Introduction

Atelier - séminaire le 26/11/2010, Cemagref Montpellier

Analyses croisées sur le rôle des TIC entre contrôle et confiance

Organisation : nils.ferrand@cemagref.fr, 0673993693

L'ensemble des pratiques relatives à l'eau et l'environnement (sols, biodiversité, pollutions, …) impacte des ressources renouvelables ou non, dont l'accès et l'usage sont régulés soit par des cadres réglementaires contrôlés par l'état, soit par des engagements ou des conventions plus informelles, portés directement par des collectifs. Par ailleurs les professionnels ou les citoyens utilisent de plus en plus de dispositifs d'auto-surveillance, que ce soit pour des raisons de sécurité, d'économie ou réglementaires. Dans tous les cas, les modalités de surveillance de ces pratiques, puis éventuellement de mesure et d'exercice d'une sanction ou d'une correction, suscitent des questions aussi bien analytiques (que se passe t'il dans différents processus de surveillance et de police ?) qu'opérationnelles (comment concevoir et mettre en oeuvre des dispositifs ?). Il y a une multiplicité de perspectives possibles, entre l'ingénierie des dispositifs socio-techniques de suivi et de mesure, la nature, le statut et l'usage des informations qu'ils produisent, les questions anthropologiques, sociales et politiques de la surveillance et de la police, l'ergonomie et l'économie des ces dispositifs, les réorganisations qu'ils induisent, le cadre légal, l'éthique de leur conception et mise en oeuvre...

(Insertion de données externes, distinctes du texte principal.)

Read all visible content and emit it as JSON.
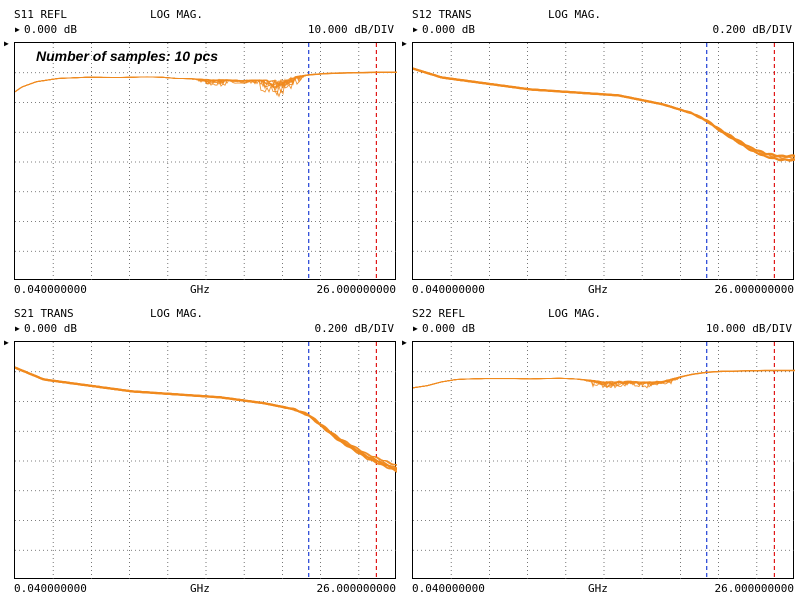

Dans ce contexte, nous proposons de discuter le rôle croissant des TIC, au sens des technologies de surveillance, de catégorisation, de décision et d'action, dans la surveillance et la police des pratiques. Les TIC suscitent ainsi de nombreuses attentes, sont de plus en plus facilement accessibles et utilisables, voire omniprésentes, localisées et ubiquistes. Mais l'organisation sociale, politique et administrative sous-jacente n'est pas forcément claire. Et la technique tend parfois à précéder le besoin et l'usage. D'autre part, en dehors de la « surveillance » que l'état exerce, les citoyens ou associations eux-même sont désormais capables de mobiliser des technologies (webcam, gps, capteurs, etc) pour réaliser une surveillance environnementale délocalisée, ou une surveillance mutuelle (équiveillance) ou des institutions (sousveillance) – répondant aussi aux tendances participatives actuelles. On assiste ainsi à une généralisation de la surveillance « potentielle », à tous les niveaux, aussi bien en terme de dispersion dans l'environnement (sans même parler des perspectives nanotechnologiques) que de dispersion citoyenne.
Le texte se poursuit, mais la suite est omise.